SparTech (Garima Sharma, Krishna Shastry, Roshi Sharma, Tariq Abudayeh, Yifan (Ivy) Peng) consistently outperformed its competitors, taking an early lead which the team never relinquished.

Our teams worked tremendously hard all semester and in the intensive phase in Long Beach had to cope with some competition-wide technical difficulties on the second day of the competition. Despite these problems—which necessitated repeating two quarters' decisions, added 3 hours to the work day and made an already stressful day even tougher—they took it in stride, kept their heads and did what it took to win.

Thanks...

We'd like to thank Dean David Steel, AD Natalya Delcoure, and MBA Director Macro Pagani for their commitment to the competition. We are also hugely greatful to Abdel El-Shaieb, Stephen Achtenhagen, Valentina Gorbunova, Sandeep Kylas, Alexander Ciak, Martin Krockenberger, Michael Whittington, Chris Heavingham, Patrick Grogan, Monikka O'Neil, Brian Wong, Sun Chou, Margaret Farmer, Dora Ruiz and Caitlyn Caraccioli. Thank you all!

About the ICBSC

Since 1982, students from the College of Business at San José State University have competed in the annual International Collegiate Business Strategy Competition, an intercollegiate business simulation contest between schools from around the country and abroad.

After some initial training in January, teams plan and implement 20 quarterly sets of managerial decisions guiding a virtual company through 5 years of operations.
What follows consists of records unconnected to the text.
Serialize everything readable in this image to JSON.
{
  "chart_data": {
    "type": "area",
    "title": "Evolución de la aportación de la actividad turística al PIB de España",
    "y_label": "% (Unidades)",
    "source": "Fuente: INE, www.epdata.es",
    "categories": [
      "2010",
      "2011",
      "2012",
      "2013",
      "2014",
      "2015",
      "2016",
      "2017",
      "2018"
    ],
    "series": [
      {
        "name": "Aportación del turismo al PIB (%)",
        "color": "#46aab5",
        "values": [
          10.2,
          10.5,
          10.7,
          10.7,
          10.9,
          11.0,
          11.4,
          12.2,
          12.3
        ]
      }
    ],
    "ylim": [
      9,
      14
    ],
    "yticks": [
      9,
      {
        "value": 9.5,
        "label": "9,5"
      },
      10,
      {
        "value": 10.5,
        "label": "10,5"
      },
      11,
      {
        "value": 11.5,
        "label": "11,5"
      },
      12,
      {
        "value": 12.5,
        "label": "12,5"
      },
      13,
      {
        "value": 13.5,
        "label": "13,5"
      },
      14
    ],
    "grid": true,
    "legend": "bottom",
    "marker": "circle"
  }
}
In the course of the 3 months of the competition teams learn to integrate functional business knowledge, navigate challenging macro-economic conditions, and develop a strategic plan and coherent tactical responses to changing market conditions and competetive actions. Success depends on building a coherent understanding and a predictive model of the business, assessing risk, disaggregating assumptions, and executing flawlessly.

Teams are evaluated by judges from a variety of industries—who bring an enormous amount of high-level managerial experience to the competition—on the level and consistency of their company's financial performance, the quality of their business plan and an annual report.

For more information, see:

Participation in the competition may earn course credit through registration in B294. Admission is by instructor consent.